Are war leaders like FDR, Churchill and Lincoln overrated because their side won wars?

History.com is a pretty bad source for Gallipoli. The campaign came up here a few times recently, due most likely to the centenary. Here's a good thread that /u/elos_ , I and some others contributed to:

http://www.reddit.com/r/AskHistorians/comments/33e2gn/everything_i_have_read_has_said_that_the/

To quote /u/elos_:

The application of Gallipoli was what was problematic but the motivation behind it was centered in very real thinking; if anything the British Generals Staff should be praised for their flexibility. Honestly, if I can just get a momentary rant in, this confounds me to no end. Pop culture likes to paint "the Generals", notably the British, as being incompetent swines who couldnt think of anything other than to send men into the grinder; yet in the major example of them attempting something completely different, a seaborne invasion of the Ottoman Empire, they are bashed endlessly for trying something new. It's unfair to them.
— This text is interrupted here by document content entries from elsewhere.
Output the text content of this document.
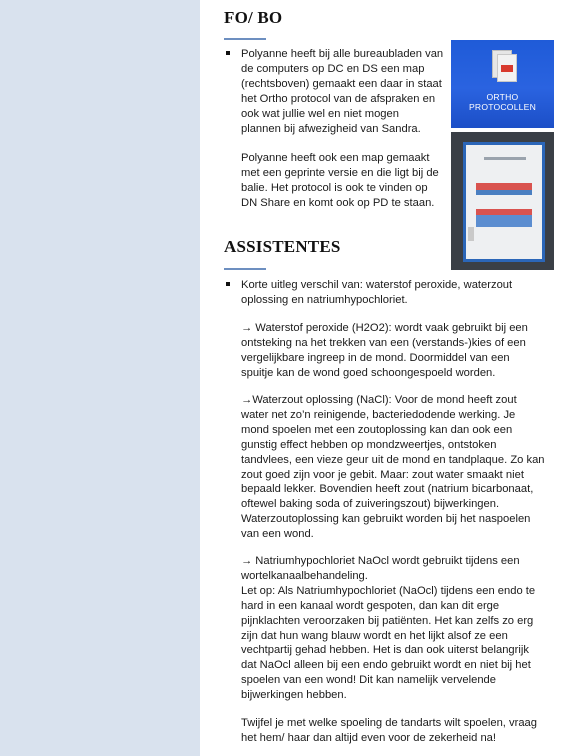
FO/ BO

Polyanne heeft bij alle bureaubladen van
de computers op DC en DS een map
(rechtsboven) gemaakt een daar in staat
het Ortho protocol van de afspraken en
ook wat jullie wel en niet mogen
plannen bij afwezigheid van Sandra.

Polyanne heeft ook een map gemaakt
met een geprinte versie en die ligt bij de
balie. Het protocol is ook te vinden op
DN Share en komt ook op PD te staan.

ORTHO
PROTOCOLLEN
ASSISTENTES

Korte uitleg verschil van: waterstof peroxide, waterzout
oplossing en natriumhypochloriet.

→ Waterstof peroxide (H2O2): wordt vaak gebruikt bij een
ontsteking na het trekken van een (verstands-)kies of een
vergelijkbare ingreep in de mond. Doormiddel van een
spuitje kan de wond goed schoongespoeld worden.

→Waterzout oplossing (NaCl): Voor de mond heeft zout
water net zo’n reinigende, bacteriedodende werking. Je
mond spoelen met een zoutoplossing kan dan ook een
gunstig effect hebben op mondzweertjes, ontstoken
tandvlees, een vieze geur uit de mond en tandplaque. Zo kan
zout goed zijn voor je gebit. Maar: zout water smaakt niet
bepaald lekker. Bovendien heeft zout (natrium bicarbonaat,
oftewel baking soda of zuiveringszout) bijwerkingen.
Waterzoutoplossing kan gebruikt worden bij het naspoelen
van een wond.

→ Natriumhypochloriet NaOcl wordt gebruikt tijdens een
wortelkanaalbehandeling.
Let op: Als Natriumhypochloriet (NaOcl) tijdens een endo te
hard in een kanaal wordt gespoten, dan kan dit erge
pijnklachten veroorzaken bij patiënten. Het kan zelfs zo erg
zijn dat hun wang blauw wordt en het lijkt alsof ze een
vechtpartij gehad hebben. Het is dan ook uiterst belangrijk
dat NaOcl alleen bij een endo gebruikt wordt en niet bij het
spoelen van een wond! Dit kan namelijk vervelende
bijwerkingen hebben.

Twijfel je met welke spoeling de tandarts wilt spoelen, vraag
het hem/ haar dan altijd even voor de zekerheid na!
Anyways, back on track, yes the motivations behind Gallipoli were sound. The Western Front, in 1915, was a stalemate and it would only be in 1916 that things would pick up again with Verdun/the Somme in the West and Brusilov on the East. The British were very astute in noticing this fact. They did not have a massive conscript army yet (that would be late 1916/early 1917) and their volunteer army was still very, very untrained. The lines in France were not moving very much and, again, they did not have a very large army. However what they did have was the largest and most powerful navy in the world. Where do they use this then? Germany or the Mediterranean. They can't do Germany because the entire principal was to not engage the German fleet; they did not want to give the Germans a chance. It was almost like a mexican standoff between their two navies and the Generals Staff, Churchill in particular, felt it was too risky. So the Mediterranean would be chosen and they would do it against, you guessed it, the Ottomans. The Ottomans with a skeleton force of a navy and an army which was nothing really to speak about; the "sick man of Europe" was prime pickings.

It's pretty easy with hindsight to say that Gallipoli was a bad idea, but it was a fresh approach to the problem of a second front that could have reduced some attritional casualties in Europe. To quote myself from that link:

The Straits were known to be mined, and also to be defended by heavy guns. In the brutal logic of the war, Churchill figured that even losing several older battleships, with their crews, was less bloody in the long term than infantry attacks on the Western front. The problem with the naval expedition was that the Ottomans had a surprisingly stout interlocking defense, both of lines of mines and also of large guns. There's also a pretty significant current in the Strait. So an initial effort by battleships to force their way through was marked by an early defeat (and a bit of timidity on the British part when they discovered the mines). The minesweepers (converted fishing trawlers) the British then bought to the Straits were deeper in draft than the anchored mines, which tended to depress morale among the crews of the sweepers. Nevertheless, they successfully swept at least two of the lines of mines before fire from shore batteries knocked out several of the minesweepers. At that point, they rethought their approach and brought in the HMS Queen Elizabeth to try to knock out the shore batteries by firing over the peninsula (from the Aegean side). This was actually fairly successful, and the Turkish batteries were running low on shot and becoming desperate before the battle of March 18, in which an undetected minefield sank three of the Franco-British battleships and forced a withdrawal. (It's arguable that had the fleets pressed on, the Ottomans might have withdrawn from the peninsula; we will never know. Ottoman morale was wavering and the batteries were nearly silenced; the fleet's withdrawal allowed them to restock and replenish.)

In any case, the failure of the ships themselves to be able to knock out the guns led to a call for a landing at the Dardanelles, using troops to secure the batteries. At that point the Strait could be swept of mines at the fleet's leisure. Unfortunately, that led to Anzac Cove and the bloody fight to follow, where far more lives were lost than those on three obsolete battleships.